The very first edition of the Torino Film Festival is held in 1982. Back then, it is known as the Festival Internazionale Cinema Giovani and its mission is to attract a vast audience to explore the themes of young people’s cinematography. Right from the start, the festival takes its place in the ranks of “New Cinema;” not by chance, its objective of probing the young generation’s universe through the cinematographic language is combined with a series of critical surveys of the cinema of the 1960s. Thus, year after year, a festival is created which concentrates on innovative, marginal and experimental forms of international cinema: a “young” cinema that revolves around a type of linguistic renewal which stands in contrast to the consolidated forms of filmmaking. As a result, right from its first edition, the festival decides to welcome the vast range of new expressive means represented by the electronic image. The festival also responds to the needs of young filmmakers and video makers, providing an established space in which they can screen their works and through which they may enjoy a direct and reactive relationship with the public.

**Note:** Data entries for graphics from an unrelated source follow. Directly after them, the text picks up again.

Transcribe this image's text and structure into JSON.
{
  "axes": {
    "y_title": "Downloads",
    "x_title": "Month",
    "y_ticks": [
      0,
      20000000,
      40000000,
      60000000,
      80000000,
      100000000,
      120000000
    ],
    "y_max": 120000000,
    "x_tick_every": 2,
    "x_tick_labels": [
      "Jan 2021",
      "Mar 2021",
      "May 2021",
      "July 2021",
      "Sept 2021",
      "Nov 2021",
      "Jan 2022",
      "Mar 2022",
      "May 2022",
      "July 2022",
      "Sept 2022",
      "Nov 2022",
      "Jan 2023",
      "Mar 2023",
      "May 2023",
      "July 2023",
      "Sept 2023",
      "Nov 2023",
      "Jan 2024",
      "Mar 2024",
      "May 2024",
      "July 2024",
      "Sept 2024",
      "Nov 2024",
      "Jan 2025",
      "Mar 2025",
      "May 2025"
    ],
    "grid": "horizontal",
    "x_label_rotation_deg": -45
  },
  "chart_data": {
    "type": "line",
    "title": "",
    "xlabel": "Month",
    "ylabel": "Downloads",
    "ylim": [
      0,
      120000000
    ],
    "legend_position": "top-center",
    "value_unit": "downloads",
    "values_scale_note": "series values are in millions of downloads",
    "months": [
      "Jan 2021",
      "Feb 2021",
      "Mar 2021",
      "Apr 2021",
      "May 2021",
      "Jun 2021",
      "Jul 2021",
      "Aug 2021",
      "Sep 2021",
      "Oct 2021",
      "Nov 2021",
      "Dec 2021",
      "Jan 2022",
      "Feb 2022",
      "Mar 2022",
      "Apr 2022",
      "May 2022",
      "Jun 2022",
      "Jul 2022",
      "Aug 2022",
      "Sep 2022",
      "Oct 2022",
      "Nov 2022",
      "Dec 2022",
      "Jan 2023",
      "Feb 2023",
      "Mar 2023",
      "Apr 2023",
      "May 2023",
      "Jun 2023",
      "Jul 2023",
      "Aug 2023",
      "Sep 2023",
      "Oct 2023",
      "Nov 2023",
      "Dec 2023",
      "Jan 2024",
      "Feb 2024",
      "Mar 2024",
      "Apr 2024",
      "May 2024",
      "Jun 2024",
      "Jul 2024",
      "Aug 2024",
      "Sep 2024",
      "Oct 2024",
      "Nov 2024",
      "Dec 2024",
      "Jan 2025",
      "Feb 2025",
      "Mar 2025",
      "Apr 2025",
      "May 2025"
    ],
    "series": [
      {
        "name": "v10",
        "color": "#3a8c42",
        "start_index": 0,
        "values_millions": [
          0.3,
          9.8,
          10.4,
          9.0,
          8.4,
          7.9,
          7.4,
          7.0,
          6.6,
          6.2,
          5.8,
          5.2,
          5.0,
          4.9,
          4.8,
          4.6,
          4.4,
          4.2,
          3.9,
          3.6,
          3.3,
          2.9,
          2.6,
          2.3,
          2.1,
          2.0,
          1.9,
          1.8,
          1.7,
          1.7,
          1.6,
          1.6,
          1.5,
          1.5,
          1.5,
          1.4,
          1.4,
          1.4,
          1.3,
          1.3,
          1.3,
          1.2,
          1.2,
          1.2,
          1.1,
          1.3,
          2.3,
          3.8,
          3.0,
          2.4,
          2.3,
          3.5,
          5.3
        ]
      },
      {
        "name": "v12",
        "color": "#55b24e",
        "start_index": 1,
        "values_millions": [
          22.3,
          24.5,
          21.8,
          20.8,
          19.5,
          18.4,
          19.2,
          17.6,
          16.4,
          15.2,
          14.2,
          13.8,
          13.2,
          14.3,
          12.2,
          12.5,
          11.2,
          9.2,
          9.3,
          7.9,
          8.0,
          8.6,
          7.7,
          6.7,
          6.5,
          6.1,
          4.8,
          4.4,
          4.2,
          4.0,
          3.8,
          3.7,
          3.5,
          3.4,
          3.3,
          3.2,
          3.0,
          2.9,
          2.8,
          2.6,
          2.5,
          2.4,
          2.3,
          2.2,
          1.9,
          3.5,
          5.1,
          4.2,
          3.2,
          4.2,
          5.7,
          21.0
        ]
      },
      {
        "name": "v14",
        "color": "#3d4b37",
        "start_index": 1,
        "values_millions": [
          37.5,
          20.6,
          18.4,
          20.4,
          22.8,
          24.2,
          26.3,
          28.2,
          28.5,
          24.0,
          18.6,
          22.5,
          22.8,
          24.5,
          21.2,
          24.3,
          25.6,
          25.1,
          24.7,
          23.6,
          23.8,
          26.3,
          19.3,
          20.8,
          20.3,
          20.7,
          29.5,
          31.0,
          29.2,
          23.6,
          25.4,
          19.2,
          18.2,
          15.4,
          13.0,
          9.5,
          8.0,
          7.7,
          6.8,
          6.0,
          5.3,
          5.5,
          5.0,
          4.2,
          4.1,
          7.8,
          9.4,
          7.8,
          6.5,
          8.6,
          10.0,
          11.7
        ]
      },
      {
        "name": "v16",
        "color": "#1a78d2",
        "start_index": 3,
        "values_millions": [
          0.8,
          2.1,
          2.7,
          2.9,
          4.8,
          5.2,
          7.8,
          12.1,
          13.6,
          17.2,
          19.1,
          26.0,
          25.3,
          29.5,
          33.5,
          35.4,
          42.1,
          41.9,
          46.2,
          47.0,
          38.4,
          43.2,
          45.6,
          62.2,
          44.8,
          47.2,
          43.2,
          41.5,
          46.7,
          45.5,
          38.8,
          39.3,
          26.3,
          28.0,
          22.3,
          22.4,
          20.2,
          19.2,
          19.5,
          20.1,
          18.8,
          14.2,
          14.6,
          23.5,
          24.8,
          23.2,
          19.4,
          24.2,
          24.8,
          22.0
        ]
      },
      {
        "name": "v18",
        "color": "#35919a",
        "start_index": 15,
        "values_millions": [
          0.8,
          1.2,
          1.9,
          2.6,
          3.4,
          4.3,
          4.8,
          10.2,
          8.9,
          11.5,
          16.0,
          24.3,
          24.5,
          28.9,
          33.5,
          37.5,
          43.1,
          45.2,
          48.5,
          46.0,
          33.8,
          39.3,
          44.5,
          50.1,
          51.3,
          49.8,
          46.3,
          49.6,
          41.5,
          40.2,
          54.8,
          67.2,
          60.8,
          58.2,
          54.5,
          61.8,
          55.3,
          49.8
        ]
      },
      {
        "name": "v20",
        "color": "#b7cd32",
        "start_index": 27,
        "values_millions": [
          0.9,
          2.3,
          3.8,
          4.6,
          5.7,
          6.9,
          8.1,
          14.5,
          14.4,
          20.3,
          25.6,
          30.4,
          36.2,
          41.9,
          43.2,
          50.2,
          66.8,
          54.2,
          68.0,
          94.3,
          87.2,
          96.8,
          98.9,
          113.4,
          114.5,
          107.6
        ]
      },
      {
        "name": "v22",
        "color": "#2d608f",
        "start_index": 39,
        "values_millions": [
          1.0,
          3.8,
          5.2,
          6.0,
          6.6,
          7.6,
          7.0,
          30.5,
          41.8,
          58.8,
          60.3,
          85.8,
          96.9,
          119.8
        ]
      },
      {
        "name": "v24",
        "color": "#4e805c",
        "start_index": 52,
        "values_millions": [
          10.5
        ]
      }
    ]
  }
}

Italy’s first metropolitan festival, the TFF creates a strong tie with its public from the start, as it consistently increases the complexity of its film proposals, bringing together in its programming art house genre films, experimental research and the rediscovery of the great, forgotten classics. Through its increasingly articulated program and the constant reshuffling of its schemas, and thanks to the proposal of Italian cinematographies that are yet unexplored and filmmakers who are unknown or neglected in Italy, the festival is able to offer to its public precise and invaluable indications to help them develop a critical awareness of cinema as a cultural phenomenon, an artistic expression and a means of mass communication.

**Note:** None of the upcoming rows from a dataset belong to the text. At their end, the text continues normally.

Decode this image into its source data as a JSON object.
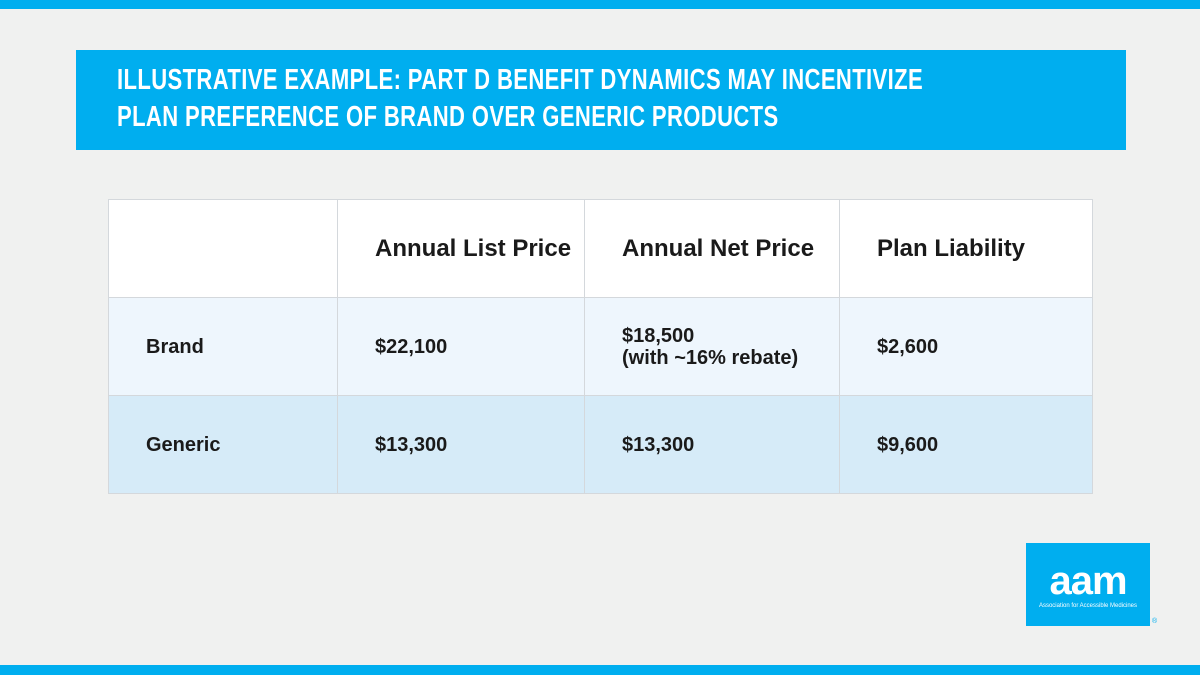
{
  "header": {
    "title_lines": [
      "ILLUSTRATIVE EXAMPLE: PART D BENEFIT DYNAMICS MAY INCENTIVIZE",
      "PLAN PREFERENCE OF BRAND OVER GENERIC PRODUCTS"
    ]
  },
  "table": {
    "columns": [
      "Annual List Price",
      "Annual Net Price",
      "Plan Liability"
    ],
    "rows": [
      {
        "label": "Brand",
        "cells": [
          "$22,100",
          "$18,500",
          "$2,600"
        ],
        "net_note": "(with ~16% rebate)"
      },
      {
        "label": "Generic",
        "cells": [
          "$13,300",
          "$13,300",
          "$9,600"
        ]
      }
    ]
  },
  "logo": {
    "mark": "aam",
    "tagline": "Association for Accessible Medicines",
    "registered": "®"
  }
}
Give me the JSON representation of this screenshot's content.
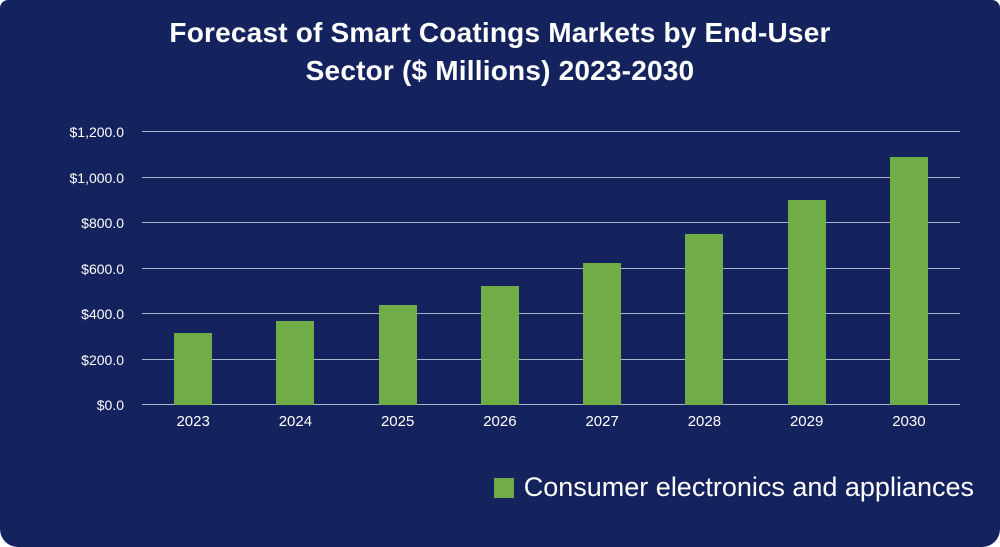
{
  "title": {
    "line1": "Forecast of Smart Coatings Markets by End-User",
    "line2": "Sector ($ Millions) 2023-2030"
  },
  "chart_data": {
    "type": "bar",
    "title": "Forecast of Smart Coatings Markets by End-User Sector ($ Millions) 2023-2030",
    "categories": [
      "2023",
      "2024",
      "2025",
      "2026",
      "2027",
      "2028",
      "2029",
      "2030"
    ],
    "values": [
      315,
      370,
      440,
      525,
      625,
      750,
      900,
      1090
    ],
    "xlabel": "",
    "ylabel": "",
    "ylim": [
      0,
      1200
    ],
    "ytick_step": 200,
    "ytick_labels": [
      "$0.0",
      "$200.0",
      "$400.0",
      "$600.0",
      "$800.0",
      "$1,000.0",
      "$1,200.0"
    ],
    "grid": true,
    "legend_position": "bottom-right",
    "legend": [
      {
        "label": "Consumer electronics and appliances",
        "color": "#70AD47"
      }
    ],
    "bar_color": "#70AD47"
  },
  "colors": {
    "background": "#14235E",
    "bar": "#70AD47",
    "text": "#FFFFFF",
    "gridline": "#C9CED9"
  }
}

After a few years, the festival establishes its first competitive sections: the International Feature Film Competition, which is dedicated to first or second films and which has awarded the early efforts of filmmakers such as Hou Hsiao-hsien, Chen Kaige, Amos Gitai, Tsai Ming-liang, David Gordon Green and Lisandro Alonso; and the Open Space Competition, which screens works without any distinction as to length or genre and which has seen the debut of important Italian filmmakers such as Mimmo Calopresti, Daniele Gaglianone and Matteo Garrone. Open Space, in turn, is followed by the Italian Competition (dedicated to Italian shorts and medium-length films) and the Regional Competition. Starting in 1995, the festival also gives the Cipputi Award to the best film about the work world. In 2000, the Italian Documentary Competition is created; still today it is the most prestigious award dedicated to Italian documentary productions and has seen the participation of famous directors such as Guido Chiesa, Gianfranco Pannone and Stefano Consiglio. The Documentary Competition, besides having discovered young authors over the years, has also played a determining role in supporting the revival of interest in Italian documentaries, a genre which was greatly neglected during the 1980s and ‘90s despite its historical roots, and which is now once again vital and innovative.

Over the years, the festival gains a solid and acknowledged international reputation. In 1997 it changes its name to the Torino Film Festival, the definitive confirmation of the ambitions of an event which today moves confidently within the context of major international festivals. Its choices often anticipate the discovery of filmmakers who, thanks to the efforts of the festival and the passionate participation of its public, find the strong motivation and the recognition they need in order to successfully continue their work.

During the past five editions of the festival, under the direction of Nanni Moretti (2007-2008) and Gianni Amelio (2009-2010-2011), the Torino Film Festival has hosted filmmakers of the caliber of Francis Ford Coppola, Wim Wenders, Roman Polanski, Oliver Stone, Emir Kusturica and John Boorman.